Quello che i cosiddetti “Paesi del nord” ci stanno dicendo è che loro sono persone serie e non adusi alle farse; i trattati si leggono, si studiano, si veicolano nei modi e nelle sedi prescritte ed infine consapevolmente si firmano; e non si può chiedere agli altri di mentire o addirittura di coinvolgerli in percorsi intricati e bizantini per velare la verità, per giunta facendogli perdere tempo ed energie che intendono impiegare (legittimamente) per rafforzare ancora di più le loro posizioni, impadronirsi di nuove quote e spazi di mercato da noi lasciati liberi in ragione della nostra stasi permanente e della assoluta mancanza di un piano strategico per il futuro.

Per questo ci trattano con fastidio; purtroppo hanno anche ragione; ma resta il fatto che tutto questo non lo meritiamo.

Il teatrino di questi ultimi giorni, con il Paese tutto in ginocchio, che aspetta con il cappello in mano è vergognoso.

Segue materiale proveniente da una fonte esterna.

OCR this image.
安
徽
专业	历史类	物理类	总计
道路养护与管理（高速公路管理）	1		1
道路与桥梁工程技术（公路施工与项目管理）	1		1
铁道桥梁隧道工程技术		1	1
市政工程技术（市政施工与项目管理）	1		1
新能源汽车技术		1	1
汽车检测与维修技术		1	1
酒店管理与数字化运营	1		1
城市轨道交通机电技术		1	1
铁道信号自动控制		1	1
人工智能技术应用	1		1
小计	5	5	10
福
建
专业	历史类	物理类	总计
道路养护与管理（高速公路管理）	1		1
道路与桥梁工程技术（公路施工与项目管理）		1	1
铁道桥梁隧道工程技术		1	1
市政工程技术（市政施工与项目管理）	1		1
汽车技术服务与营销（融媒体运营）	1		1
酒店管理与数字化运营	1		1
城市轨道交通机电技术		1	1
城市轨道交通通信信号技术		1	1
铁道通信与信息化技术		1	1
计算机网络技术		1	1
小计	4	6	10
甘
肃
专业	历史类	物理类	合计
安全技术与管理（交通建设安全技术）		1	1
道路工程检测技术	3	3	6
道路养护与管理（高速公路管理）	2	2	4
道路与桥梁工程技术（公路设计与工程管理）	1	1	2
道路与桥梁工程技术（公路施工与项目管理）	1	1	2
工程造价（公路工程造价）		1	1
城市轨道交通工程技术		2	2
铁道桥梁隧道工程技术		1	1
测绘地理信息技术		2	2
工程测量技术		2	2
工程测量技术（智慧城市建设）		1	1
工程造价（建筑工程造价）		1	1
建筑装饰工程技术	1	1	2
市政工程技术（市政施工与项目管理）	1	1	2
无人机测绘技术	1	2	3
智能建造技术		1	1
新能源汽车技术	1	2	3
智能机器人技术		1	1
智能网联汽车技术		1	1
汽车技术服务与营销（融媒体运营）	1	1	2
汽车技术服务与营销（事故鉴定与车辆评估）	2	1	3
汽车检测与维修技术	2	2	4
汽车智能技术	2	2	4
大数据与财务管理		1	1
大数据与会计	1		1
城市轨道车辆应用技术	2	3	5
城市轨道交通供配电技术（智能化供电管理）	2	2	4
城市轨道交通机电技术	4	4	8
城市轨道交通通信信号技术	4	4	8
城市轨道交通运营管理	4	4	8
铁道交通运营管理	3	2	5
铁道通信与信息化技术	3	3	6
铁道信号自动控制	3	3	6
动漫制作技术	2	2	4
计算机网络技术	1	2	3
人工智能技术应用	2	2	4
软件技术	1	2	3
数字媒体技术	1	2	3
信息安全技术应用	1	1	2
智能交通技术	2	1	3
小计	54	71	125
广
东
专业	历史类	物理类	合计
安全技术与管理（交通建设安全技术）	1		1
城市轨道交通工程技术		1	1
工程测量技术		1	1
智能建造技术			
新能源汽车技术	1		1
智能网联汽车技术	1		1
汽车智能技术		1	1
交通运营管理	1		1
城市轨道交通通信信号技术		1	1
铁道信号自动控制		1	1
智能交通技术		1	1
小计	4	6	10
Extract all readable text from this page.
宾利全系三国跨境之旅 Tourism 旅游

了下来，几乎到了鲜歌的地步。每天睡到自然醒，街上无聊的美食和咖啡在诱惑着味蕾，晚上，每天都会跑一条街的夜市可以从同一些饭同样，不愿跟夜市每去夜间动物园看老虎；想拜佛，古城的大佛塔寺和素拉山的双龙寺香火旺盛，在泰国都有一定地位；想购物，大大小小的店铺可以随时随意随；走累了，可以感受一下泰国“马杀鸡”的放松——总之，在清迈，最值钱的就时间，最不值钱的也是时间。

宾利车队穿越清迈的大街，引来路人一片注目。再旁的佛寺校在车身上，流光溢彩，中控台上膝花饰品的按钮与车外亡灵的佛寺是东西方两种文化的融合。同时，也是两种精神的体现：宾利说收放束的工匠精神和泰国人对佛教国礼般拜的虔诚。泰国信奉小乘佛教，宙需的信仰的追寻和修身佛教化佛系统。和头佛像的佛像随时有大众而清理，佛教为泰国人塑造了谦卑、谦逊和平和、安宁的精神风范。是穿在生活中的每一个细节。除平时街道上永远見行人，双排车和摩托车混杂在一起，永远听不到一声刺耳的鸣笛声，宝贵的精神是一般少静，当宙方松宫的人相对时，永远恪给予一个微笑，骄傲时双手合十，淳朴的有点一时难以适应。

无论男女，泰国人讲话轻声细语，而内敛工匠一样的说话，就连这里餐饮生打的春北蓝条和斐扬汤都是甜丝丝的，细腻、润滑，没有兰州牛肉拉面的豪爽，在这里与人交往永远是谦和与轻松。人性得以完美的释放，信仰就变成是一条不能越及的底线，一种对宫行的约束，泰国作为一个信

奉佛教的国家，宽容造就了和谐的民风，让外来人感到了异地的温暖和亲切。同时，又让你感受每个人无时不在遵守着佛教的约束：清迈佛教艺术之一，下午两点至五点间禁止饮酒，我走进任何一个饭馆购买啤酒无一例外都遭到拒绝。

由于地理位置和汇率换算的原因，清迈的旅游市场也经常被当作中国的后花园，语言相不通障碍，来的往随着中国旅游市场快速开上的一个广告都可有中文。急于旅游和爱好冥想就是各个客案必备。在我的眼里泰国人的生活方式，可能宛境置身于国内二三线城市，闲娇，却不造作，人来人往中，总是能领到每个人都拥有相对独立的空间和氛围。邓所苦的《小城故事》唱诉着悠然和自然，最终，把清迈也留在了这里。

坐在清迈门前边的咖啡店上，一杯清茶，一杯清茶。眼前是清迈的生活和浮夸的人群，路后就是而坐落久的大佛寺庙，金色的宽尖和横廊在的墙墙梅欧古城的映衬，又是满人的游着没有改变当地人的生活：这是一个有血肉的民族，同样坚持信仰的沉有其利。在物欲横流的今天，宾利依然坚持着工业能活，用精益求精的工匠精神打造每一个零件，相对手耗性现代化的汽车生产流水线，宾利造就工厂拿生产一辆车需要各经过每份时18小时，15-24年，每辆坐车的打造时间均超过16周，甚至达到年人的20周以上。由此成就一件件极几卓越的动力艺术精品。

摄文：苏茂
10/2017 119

Senza considerare le ombre proiettate da relazioni passate ma recenti di qualche membro del Governo con eminenti figure della finanza internazionale che, quasi tutta ha scommesso e vinto capitali da capogiro in questi giorni sul default del nostro Paese e/o sulla possibilità di acquistare in svendita e controllare nostri asset strategici e pregiati.

Chiedete e vi sarà dato

Veda Signor Presidente, le cose sono semplici, ed immediate (cioè senza necessità di mediazione alcuna).

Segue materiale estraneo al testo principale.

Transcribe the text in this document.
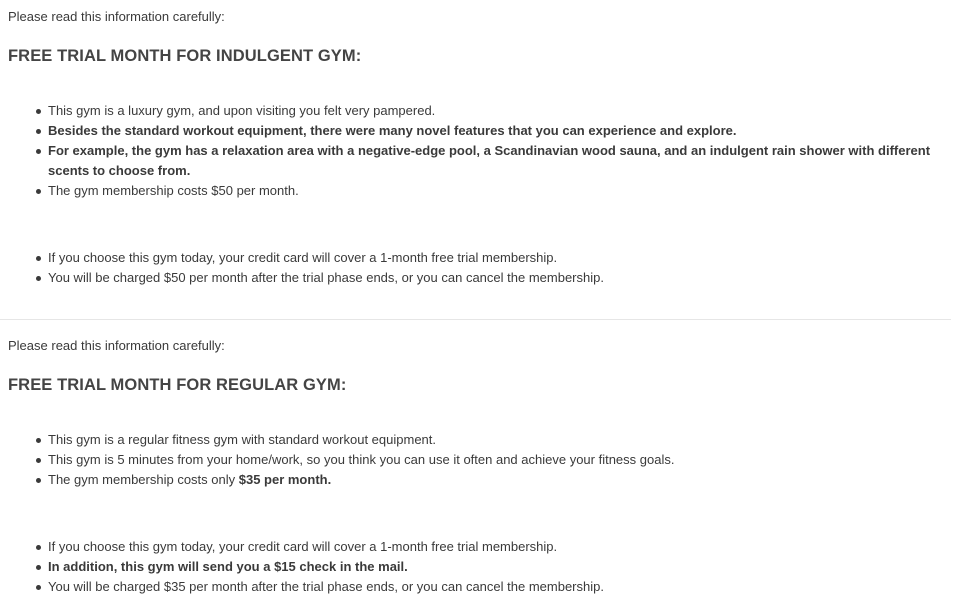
Please read this information carefully:
FREE TRIAL MONTH FOR INDULGENT GYM:
This gym is a luxury gym, and upon visiting you felt very pampered.
Besides the standard workout equipment, there were many novel features that you can experience and explore.
For example, the gym has a relaxation area with a negative-edge pool, a Scandinavian wood sauna, and an indulgent rain shower with different scents to choose from.
The gym membership costs $50 per month.
If you choose this gym today, your credit card will cover a 1-month free trial membership.
You will be charged $50 per month after the trial phase ends, or you can cancel the membership.
Please read this information carefully:
FREE TRIAL MONTH FOR REGULAR GYM:
This gym is a regular fitness gym with standard workout equipment.
This gym is 5 minutes from your home/work, so you think you can use it often and achieve your fitness goals.
The gym membership costs only $35 per month.
If you choose this gym today, your credit card will cover a 1-month free trial membership.
In addition, this gym will send you a $15 check in the mail.
You will be charged $35 per month after the trial phase ends, or you can cancel the membership.
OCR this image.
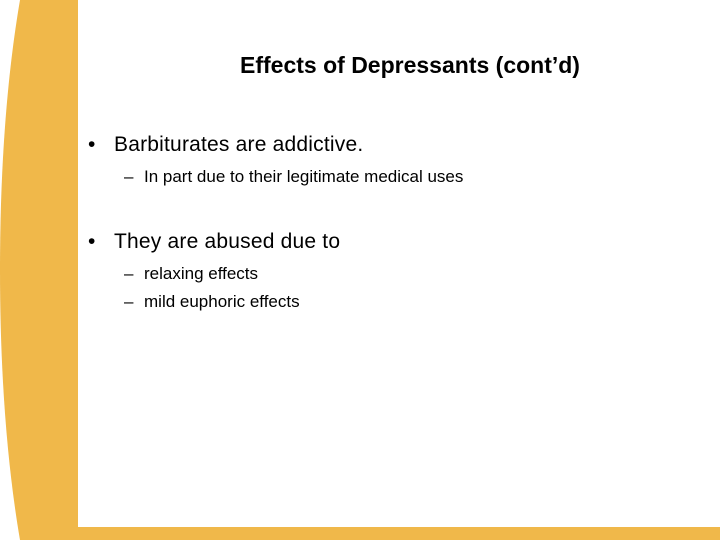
Effects of Depressants (cont’d)
• Barbiturates are addictive.
– In part due to their legitimate medical uses
• They are abused due to
– relaxing effects
– mild euphoric effects
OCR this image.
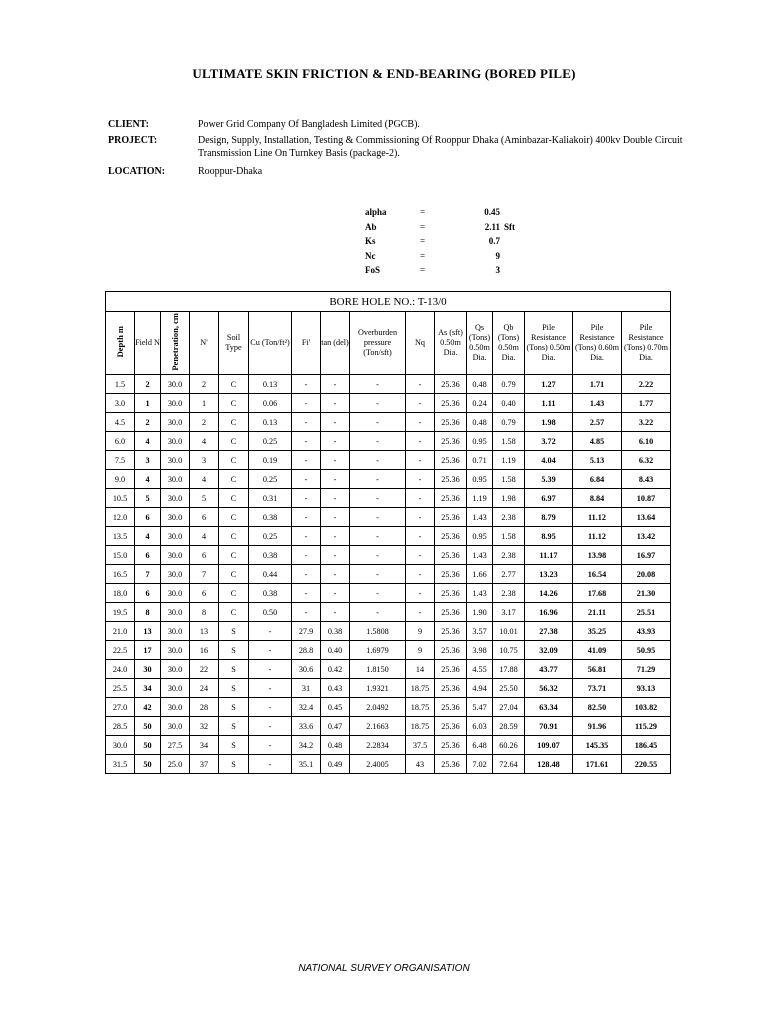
ULTIMATE SKIN FRICTION & END-BEARING (BORED PILE)
CLIENT:	Power Grid Company Of Bangladesh Limited (PGCB).
PROJECT:	Design, Supply, Installation, Testing & Commissioning Of Rooppur Dhaka (Aminbazar-Kaliakoir) 400kv Double Circuit Transmission Line On Turnkey Basis (package-2).
LOCATION:	Rooppur-Dhaka
alpha	=	0.45
Ab	=	2.11 Sft
Ks	=	0.7
Nc	=	9
FoS	=	3
BORE HOLE NO.: T-13/0															
Depth m	Field N	Penetration, cm	N'	Soil Type	Cu (Ton/ft²)	Fi'	tan (del)	Overburden pressure (Ton/sft)	Nq	As (sft) 0.50m Dia.	Qs (Tons) 0.50m Dia.	Qb (Tons) 0.50m Dia.	Pile Resistance (Tons) 0.50m Dia.	Pile Resistance (Tons) 0.60m Dia.	Pile Resistance (Tons) 0.70m Dia.
1.5	2	30.0	2	C	0.13	-	-	-	-	25.36	0.48	0.79	1.27	1.71	2.22
3.0	1	30.0	1	C	0.06	-	-	-	-	25.36	0.24	0.40	1.11	1.43	1.77
4.5	2	30.0	2	C	0.13	-	-	-	-	25.36	0.48	0.79	1.98	2.57	3.22
6.0	4	30.0	4	C	0.25	-	-	-	-	25.36	0.95	1.58	3.72	4.85	6.10
7.5	3	30.0	3	C	0.19	-	-	-	-	25.36	0.71	1.19	4.04	5.13	6.32
9.0	4	30.0	4	C	0.25	-	-	-	-	25.36	0.95	1.58	5.39	6.84	8.43
10.5	5	30.0	5	C	0.31	-	-	-	-	25.36	1.19	1.98	6.97	8.84	10.87
12.0	6	30.0	6	C	0.38	-	-	-	-	25.36	1.43	2.38	8.79	11.12	13.64
13.5	4	30.0	4	C	0.25	-	-	-	-	25.36	0.95	1.58	8.95	11.12	13.42
15.0	6	30.0	6	C	0.38	-	-	-	-	25.36	1.43	2.38	11.17	13.98	16.97
16.5	7	30.0	7	C	0.44	-	-	-	-	25.36	1.66	2.77	13.23	16.54	20.08
18.0	6	30.0	6	C	0.38	-	-	-	-	25.36	1.43	2.38	14.26	17.68	21.30
19.5	8	30.0	8	C	0.50	-	-	-	-	25.36	1.90	3.17	16.96	21.11	25.51
21.0	13	30.0	13	S	-	27.9	0.38	1.5808	9	25.36	3.57	10.01	27.38	35.25	43.93
22.5	17	30.0	16	S	-	28.8	0.40	1.6979	9	25.36	3.98	10.75	32.09	41.09	50.95
24.0	30	30.0	22	S	-	30.6	0.42	1.8150	14	25.36	4.55	17.88	43.77	56.81	71.29
25.5	34	30.0	24	S	-	31	0.43	1.9321	18.75	25.36	4.94	25.50	56.32	73.71	93.13
27.0	42	30.0	28	S	-	32.4	0.45	2.0492	18.75	25.36	5.47	27.04	63.34	82.50	103.82
28.5	50	30.0	32	S	-	33.6	0.47	2.1663	18.75	25.36	6.03	28.59	70.91	91.96	115.29
30.0	50	27.5	34	S	-	34.2	0.48	2.2834	37.5	25.36	6.48	60.26	109.07	145.35	186.45
31.5	50	25.0	37	S	-	35.1	0.49	2.4005	43	25.36	7.02	72.64	128.48	171.61	220.55
NATIONAL SURVEY ORGANISATION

La realtà di questi giorni ci dice che chi ha avuto bisogno ha sempre trovato qualcosa in quel paniere; non abbiamo visto alcuno strattonare la corda bestemmiando o implorando avendolo trovato vuoto.

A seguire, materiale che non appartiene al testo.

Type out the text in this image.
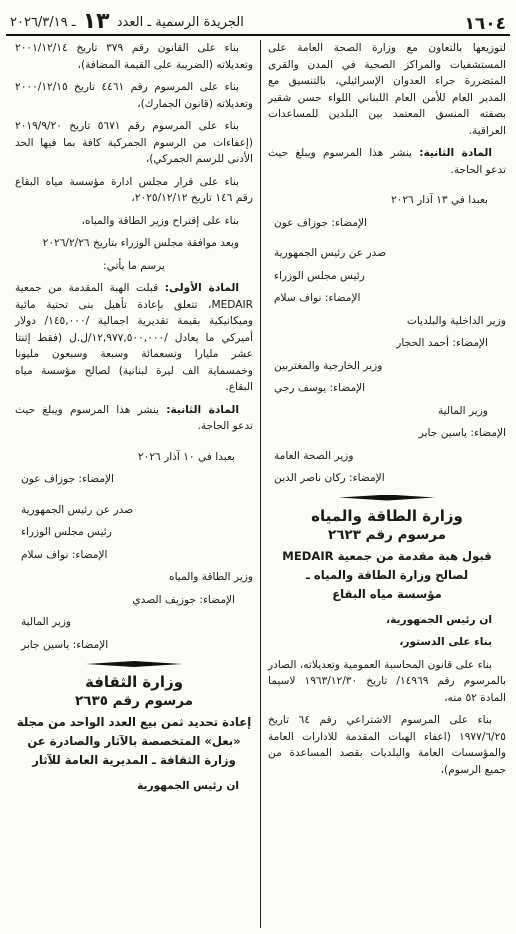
١٦٠٤
الجريدة الرسمية ـ العدد ١٣ ـ ٢٠٢٦/٣/١٩

لتوزيعها بالتعاون مع وزارة الصحة العامة على المستشفيات والمراكز الصحية في المدن والقرى المتضررة جراء العدوان الإسرائيلي، بالتنسيق مع المدير العام للأمن العام اللبناني اللواء حسن شقير بصفته المنسق المعتمد بين البلدين للمساعدات العراقية.

المادة الثانية: ينشر هذا المرسوم ويبلغ حيث تدعو الحاجة.

بعبدا في ١٣ آذار ٢٠٢٦

الإمضاء: جوزاف عون

صدر عن رئيس الجمهورية

رئيس مجلس الوزراء

الإمضاء: نواف سلام

وزير الداخلية والبلديات

الإمضاء: أحمد الحجار

وزير الخارجية والمغتربين

الإمضاء: يوسف رجي

وزير المالية

الإمضاء: ياسين جابر

وزير الصحة العامة

الإمضاء: ركان ناصر الدين

وزارة الطاقة والمياه
مرسوم رقم ٢٦٢٣
قبول هبة مقدمة من جمعية MEDAIR
لصالح وزارة الطاقة والمياه ـ
مؤسسة مياه البقاع

ان رئيس الجمهورية،

بناء على الدستور،

بناء على قانون المحاسبة العمومية وتعديلاته، الصادر بالمرسوم رقم ١٤٩٦٩/ تاريخ ١٩٦٣/١٢/٣٠ لاسيما المادة ٥٢ منه،

بناء على المرسوم الاشتراعي رقم ٦٤ تاريخ ١٩٧٧/٦/٢٥ (اعفاء الهبات المقدمة للادارات العامة والمؤسسات العامة والبلديات بقصد المساعدة من جميع الرسوم)،

بناء على القانون رقم ٣٧٩ تاريخ ٢٠٠١/١٢/١٤ وتعديلاته (الضريبة على القيمة المضافة)،

بناء على المرسوم رقم ٤٤٦١ تاريخ ٢٠٠٠/١٢/١٥ وتعديلاته (قانون الجمارك)،

بناء على المرسوم رقم ٥٦٧١ تاريخ ٢٠١٩/٩/٢٠ (إعفاءات من الرسوم الجمركية كافة بما فيها الحد الأدنى للرسم الجمركي)،

بناء على قرار مجلس ادارة مؤسسة مياه البقاع رقم ١٤٦ تاريخ ٢٠٢٥/١٢/١٢،

بناء على إقتراح وزير الطاقة والمياه،

وبعد موافقة مجلس الوزراء بتاريخ ٢٠٢٦/٢/٢٦

يرسم ما يأتي:

المادة الأولى: قبلت الهبة المقدمة من جمعية MEDAIR، تتعلق بإعادة تأهيل بنى تحتية مائية وميكانيكية بقيمة تقديرية اجمالية /١٤٥,٠٠٠/ دولار أميركي ما يعادل /١٢,٩٧٧,٥٠٠,٠٠٠/ل.ل (فقط إثنتا عشر مليارا وتسعمائة وسبعة وسبعون مليونا وخمسماية الف ليرة لبنانية) لصالح مؤسسة مياه البقاع.

المادة الثانية: ينشر هذا المرسوم ويبلغ حيث تدعو الحاجة.

بعبدا في ١٠ آذار ٢٠٢٦

الإمضاء: جوزاف عون

صدر عن رئيس الجمهورية

رئيس مجلس الوزراء

الإمضاء: نواف سلام

وزير الطاقة والمياه

الإمضاء: جوزيف الصدي

وزير المالية

الإمضاء: ياسين جابر

وزارة الثقافة
مرسوم رقم ٢٦٣٥
إعادة تحديد ثمن بيع العدد الواحد من مجلة «بعل» المتخصصة بالآثار والصادرة عن وزارة الثقافة ـ المديرية العامة للآثار

ان رئيس الجمهورية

Nella nostra comunità nazionale vale ancora l’evangelico “chiedete e vi sarà dato”. Lo dicono i fatti.

Sempre nella foto, in verità, ci sono due panieri vicini.

Mettiamola così: in uno ci sono le risorse necessarie (magari una parte del risparmio privato dei cittadini; sarebbe più che esuberante i bisogni); nell’altro deve esserci un piano strategico che guardi al futuro del nostro Paese, evitando di essere saccheggiati nell’immediato offendendo ulteriormente la memoria dei milioni di “formichine” che hanno fatto grande questo Paese ed i tanti (forze dell’ordine, magistrati, uomini politici, cittadini) che hanno dato perfino la vita alla nostra Comunità nazionale.

Si può fare. Adesso! Senza elemosinare, senza balbettare, senza più aspettare.

Andiamo avanti per la nostra strada con quanto abbiamo e ce la faremo! Con coraggio e dignità. Quegli stessi che De Gasperi dimostrò e testimoniò nel 1945 alla Conferenza di Parigi. Quegli stessi che Moro e Mattei hanno pagato con la vita.

Tutti abbiamo letto le pubbliche proposte fatte, alternative al ricorso ad arzigogolati strumenti europei.

È necessario però che chi di dovere, assolvendo al proprio Alto Mandato, rimuova davvero tutti gli ostacoli che impediscono il pieno sviluppo della Comunità nazionale e l’effettiva partecipazione (ovvero la possibilità di poter conferire risorse, competenze, saperi, disponibilità) di tutti i “lavoratori” all’organizzazione politica, economica e sociale, nonché al benessere ed allo sviluppo del Paese. Riconoscendosi ed attribuendosi reciprocamente valore e dignità.